I’m not going to list the failings of Fifty Shades of Grey here, a lot of people have done that and the list is long. The problem with Fifty Shades of Grey is not its content but its context, so here is where I as a confirmed Fifty Shades of Grey critic defend the books:
The writing is poor for a novel – but it never was a real novel. The story arc is thin, illogical and unconvincing. That’s fine for fan fiction but not for a fully formed, published book.
The sex is repetitive – see above. As a series of short stories for titillation and exploring BDSM themes you don’t need to be too inventive. In a novel you have to be a little more varied and eloquent.
The sex is unrealistic – It’s fiction, not a manual on sex. Though I have to concede it does make me feel uncomfortable at how easily Anastasia will orgasm. She must have constantly wet underwear.
Fifty Shades of Grey portrays BDSM in a bad light – this one I’m not going to argue, much.
Fifty Shades of Grey portrays one aspect of BDSM, one particular BDSM relationship. To criticise it for this is like saying that any other novel is deficient because it only shows one particular type of relationship. The issue with Fifty Shades of Grey is the all pervasiveness of the coverage it’s receiving at the exclusion of all other representations of BDSM.
The movie “The Secretary” is held up by some as a light-hearted but accurate portrayal of some BDSM couples’ lives. “Venus In Furs”, Sacher-Masoch’s seminal work on dominance and submission is a far more intense and incisive study of obsession and an insight in to the mind of a submissive because it has been based on personal experience. Sadly coverage of Fifty Shades of Grey seems to ignore such works because either they are not the zeit geist or maybe they have been taboo for too long to review in a new light.
There are many people who live in happy, healthy, consenting BDSM relationships who will be utterly appalled by one aspect of the book. As I said above, because it is viewed in isolation and therefore forms a template for the views of anyone whose experience of BDSM is limited to Fifty Shades of Grey. It’s the utter cruelty (often mental rather than physical), metered out by “Grey” to his totally inexperienced and at first virginal submissive Anastasia. Setting aside the unbelievable premise that she willingly submits to almost any of his desires with only momentary hesitation this lack of relationship development in the narrative before the hard BDSM begins is made worse by the apparent motivation – Grey is damaged and is expressing his problems by his dominance of Anastasia.

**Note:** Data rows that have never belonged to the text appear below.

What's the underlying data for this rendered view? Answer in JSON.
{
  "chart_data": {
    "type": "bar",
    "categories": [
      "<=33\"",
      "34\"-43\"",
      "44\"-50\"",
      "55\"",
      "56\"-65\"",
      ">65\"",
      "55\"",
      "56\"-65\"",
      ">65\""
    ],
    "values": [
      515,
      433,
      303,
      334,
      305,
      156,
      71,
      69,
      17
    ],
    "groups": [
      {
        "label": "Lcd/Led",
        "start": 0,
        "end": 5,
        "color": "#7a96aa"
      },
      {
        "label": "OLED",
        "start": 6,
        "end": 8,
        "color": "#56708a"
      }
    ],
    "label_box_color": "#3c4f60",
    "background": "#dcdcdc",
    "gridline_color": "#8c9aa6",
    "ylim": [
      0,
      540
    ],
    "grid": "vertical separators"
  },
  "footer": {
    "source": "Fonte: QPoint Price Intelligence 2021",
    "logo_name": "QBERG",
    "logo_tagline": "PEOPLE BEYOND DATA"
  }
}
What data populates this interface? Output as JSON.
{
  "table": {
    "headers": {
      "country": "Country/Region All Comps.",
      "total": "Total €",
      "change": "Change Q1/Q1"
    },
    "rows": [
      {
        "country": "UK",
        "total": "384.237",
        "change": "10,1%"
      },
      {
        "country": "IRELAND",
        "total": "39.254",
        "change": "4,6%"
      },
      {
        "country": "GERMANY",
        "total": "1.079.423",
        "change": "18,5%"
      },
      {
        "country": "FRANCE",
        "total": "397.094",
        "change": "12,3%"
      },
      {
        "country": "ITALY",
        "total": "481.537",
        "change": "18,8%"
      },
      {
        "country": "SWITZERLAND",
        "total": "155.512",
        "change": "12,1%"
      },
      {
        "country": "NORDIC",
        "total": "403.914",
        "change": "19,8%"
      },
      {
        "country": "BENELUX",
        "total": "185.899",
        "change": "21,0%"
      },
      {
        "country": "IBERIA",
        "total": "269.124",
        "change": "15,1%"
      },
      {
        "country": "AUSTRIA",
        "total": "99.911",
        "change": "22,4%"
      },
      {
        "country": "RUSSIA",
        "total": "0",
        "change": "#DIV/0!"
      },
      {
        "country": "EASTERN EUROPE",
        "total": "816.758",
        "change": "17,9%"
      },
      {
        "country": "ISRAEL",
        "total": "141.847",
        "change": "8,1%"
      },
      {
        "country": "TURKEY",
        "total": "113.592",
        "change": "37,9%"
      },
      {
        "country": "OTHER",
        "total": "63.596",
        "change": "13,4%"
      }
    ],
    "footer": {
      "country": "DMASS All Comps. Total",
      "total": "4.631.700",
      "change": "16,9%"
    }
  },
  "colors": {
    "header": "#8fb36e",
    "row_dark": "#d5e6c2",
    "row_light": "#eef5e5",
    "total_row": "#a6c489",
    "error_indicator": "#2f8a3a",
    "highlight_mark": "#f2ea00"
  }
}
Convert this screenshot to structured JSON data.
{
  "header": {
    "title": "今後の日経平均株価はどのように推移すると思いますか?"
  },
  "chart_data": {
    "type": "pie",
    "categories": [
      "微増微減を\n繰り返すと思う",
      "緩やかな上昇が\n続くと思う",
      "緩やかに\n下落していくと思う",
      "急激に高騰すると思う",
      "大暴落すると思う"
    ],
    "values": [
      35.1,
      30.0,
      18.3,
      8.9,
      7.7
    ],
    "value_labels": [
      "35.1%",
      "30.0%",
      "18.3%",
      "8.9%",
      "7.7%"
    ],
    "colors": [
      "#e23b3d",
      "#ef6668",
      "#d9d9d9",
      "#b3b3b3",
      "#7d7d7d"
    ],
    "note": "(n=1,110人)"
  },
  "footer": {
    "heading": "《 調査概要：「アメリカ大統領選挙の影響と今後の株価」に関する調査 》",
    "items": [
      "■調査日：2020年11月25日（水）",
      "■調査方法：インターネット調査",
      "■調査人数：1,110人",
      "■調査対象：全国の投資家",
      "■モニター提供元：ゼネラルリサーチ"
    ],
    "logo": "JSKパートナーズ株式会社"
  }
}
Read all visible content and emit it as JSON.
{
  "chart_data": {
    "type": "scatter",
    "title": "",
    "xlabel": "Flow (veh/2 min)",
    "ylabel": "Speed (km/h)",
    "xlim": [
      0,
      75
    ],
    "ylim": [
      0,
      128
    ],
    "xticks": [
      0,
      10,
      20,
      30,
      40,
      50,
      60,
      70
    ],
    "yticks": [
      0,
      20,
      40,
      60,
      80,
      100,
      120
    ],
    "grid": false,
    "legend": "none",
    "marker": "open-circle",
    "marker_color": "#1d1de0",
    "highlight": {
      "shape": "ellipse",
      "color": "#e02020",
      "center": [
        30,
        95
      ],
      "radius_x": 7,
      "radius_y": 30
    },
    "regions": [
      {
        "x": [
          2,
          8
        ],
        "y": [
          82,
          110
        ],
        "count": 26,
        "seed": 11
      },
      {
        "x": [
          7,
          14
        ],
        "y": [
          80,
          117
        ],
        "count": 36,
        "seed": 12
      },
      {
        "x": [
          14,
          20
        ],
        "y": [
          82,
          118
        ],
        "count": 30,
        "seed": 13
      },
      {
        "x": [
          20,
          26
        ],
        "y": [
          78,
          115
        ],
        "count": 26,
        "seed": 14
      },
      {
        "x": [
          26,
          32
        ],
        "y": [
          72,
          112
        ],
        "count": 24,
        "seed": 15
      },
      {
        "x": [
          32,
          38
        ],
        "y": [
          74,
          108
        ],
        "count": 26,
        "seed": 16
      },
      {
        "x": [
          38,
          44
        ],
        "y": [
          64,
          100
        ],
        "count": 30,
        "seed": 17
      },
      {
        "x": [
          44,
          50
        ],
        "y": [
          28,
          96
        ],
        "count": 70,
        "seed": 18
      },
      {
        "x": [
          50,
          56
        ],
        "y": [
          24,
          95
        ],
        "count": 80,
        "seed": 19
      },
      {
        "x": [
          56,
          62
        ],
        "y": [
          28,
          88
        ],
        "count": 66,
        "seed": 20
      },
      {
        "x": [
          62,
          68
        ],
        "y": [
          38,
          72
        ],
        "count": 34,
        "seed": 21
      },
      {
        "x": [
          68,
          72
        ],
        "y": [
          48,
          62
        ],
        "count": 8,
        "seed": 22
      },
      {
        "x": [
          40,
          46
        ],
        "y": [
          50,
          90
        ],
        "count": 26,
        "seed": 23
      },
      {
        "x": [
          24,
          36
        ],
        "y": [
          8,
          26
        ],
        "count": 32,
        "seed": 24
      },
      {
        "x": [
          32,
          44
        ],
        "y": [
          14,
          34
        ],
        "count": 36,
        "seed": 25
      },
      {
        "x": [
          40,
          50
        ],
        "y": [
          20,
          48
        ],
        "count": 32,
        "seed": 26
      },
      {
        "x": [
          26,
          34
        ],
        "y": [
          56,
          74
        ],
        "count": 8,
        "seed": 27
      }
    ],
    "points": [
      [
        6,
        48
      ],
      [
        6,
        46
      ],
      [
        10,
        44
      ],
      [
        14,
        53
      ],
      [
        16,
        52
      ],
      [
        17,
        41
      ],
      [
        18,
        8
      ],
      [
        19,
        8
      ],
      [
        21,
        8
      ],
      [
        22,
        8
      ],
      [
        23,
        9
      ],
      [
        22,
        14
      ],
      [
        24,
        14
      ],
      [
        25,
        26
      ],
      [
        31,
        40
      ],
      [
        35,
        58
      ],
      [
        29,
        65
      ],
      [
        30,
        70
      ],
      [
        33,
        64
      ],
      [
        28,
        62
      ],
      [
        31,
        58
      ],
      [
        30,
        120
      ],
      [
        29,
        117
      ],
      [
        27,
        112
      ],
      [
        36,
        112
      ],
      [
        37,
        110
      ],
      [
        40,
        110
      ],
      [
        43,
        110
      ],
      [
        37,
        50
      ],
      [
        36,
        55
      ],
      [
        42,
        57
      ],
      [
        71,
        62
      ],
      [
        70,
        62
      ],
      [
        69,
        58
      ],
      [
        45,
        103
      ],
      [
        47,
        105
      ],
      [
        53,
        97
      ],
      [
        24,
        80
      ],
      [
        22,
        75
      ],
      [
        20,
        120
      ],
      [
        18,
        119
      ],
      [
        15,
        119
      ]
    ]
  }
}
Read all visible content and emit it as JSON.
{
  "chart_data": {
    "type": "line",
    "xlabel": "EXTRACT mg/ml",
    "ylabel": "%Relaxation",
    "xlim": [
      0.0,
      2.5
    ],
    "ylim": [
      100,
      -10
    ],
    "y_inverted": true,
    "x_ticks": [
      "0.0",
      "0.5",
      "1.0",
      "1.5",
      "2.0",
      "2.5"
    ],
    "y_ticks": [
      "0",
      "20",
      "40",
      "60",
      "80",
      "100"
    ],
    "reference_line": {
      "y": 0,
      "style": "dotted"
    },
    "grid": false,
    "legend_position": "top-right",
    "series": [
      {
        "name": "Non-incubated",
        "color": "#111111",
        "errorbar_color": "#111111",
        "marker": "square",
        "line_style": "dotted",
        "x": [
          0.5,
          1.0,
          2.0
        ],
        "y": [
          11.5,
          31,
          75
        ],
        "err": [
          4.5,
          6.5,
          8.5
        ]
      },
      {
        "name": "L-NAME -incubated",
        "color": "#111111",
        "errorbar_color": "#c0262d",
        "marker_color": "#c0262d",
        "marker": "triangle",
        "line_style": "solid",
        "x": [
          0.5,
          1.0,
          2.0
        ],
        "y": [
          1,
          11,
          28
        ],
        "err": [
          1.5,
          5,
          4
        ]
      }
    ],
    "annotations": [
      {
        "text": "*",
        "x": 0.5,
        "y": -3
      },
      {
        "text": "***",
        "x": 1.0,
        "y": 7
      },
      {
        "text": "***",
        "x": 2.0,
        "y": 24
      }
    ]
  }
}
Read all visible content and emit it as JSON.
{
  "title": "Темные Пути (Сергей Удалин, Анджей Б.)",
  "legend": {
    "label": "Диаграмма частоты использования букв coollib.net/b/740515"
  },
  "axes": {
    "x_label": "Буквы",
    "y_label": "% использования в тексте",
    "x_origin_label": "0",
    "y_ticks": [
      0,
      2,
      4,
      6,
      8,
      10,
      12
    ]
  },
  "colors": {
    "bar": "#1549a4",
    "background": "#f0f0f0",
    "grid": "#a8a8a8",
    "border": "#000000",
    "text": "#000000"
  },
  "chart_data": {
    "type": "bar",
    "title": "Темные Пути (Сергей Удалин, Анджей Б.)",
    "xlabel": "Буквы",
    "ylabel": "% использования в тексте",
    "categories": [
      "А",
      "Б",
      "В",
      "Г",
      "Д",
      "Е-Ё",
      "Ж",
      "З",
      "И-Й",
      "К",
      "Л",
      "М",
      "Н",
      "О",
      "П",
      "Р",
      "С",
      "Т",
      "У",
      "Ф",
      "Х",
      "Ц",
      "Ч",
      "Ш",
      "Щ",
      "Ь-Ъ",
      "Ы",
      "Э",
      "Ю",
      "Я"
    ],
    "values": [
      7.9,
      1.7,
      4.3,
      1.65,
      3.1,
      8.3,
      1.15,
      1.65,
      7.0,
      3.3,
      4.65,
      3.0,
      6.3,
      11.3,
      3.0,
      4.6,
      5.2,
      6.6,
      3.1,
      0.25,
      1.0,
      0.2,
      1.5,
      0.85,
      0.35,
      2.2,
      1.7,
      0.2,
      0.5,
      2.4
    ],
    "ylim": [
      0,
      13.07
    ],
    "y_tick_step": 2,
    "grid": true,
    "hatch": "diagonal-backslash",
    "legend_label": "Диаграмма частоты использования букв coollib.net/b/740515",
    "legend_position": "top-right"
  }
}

Broad brush? Lazy stereotype? Well Pamela Stephenson Connolly thinks so in this article in The Guardian.
“When I [presented my study] in 2006, the jury was still out as to whether BDSM and psychopathology went hand in hand. But since then, it has been firmly established – through the work of Peggy Kleinplatz, Charles Moser and others – that BDSM, played in a safe and consensual manner, is not proof of mental or physical illness, essential badness or emotional damage from trauma or abusive parenting, and that people cannot – and should not – be treated to cure it.” Pamela Stephenson Connolly, The Guardian, 8 July 2012
Don’t let me stop you reading the book (though you may start to skim it as things get a little dull), but please don’t form your views on this complex and varied aspect of human sexuality and relationships from three volumes of hastily adapted Twilight fan fiction.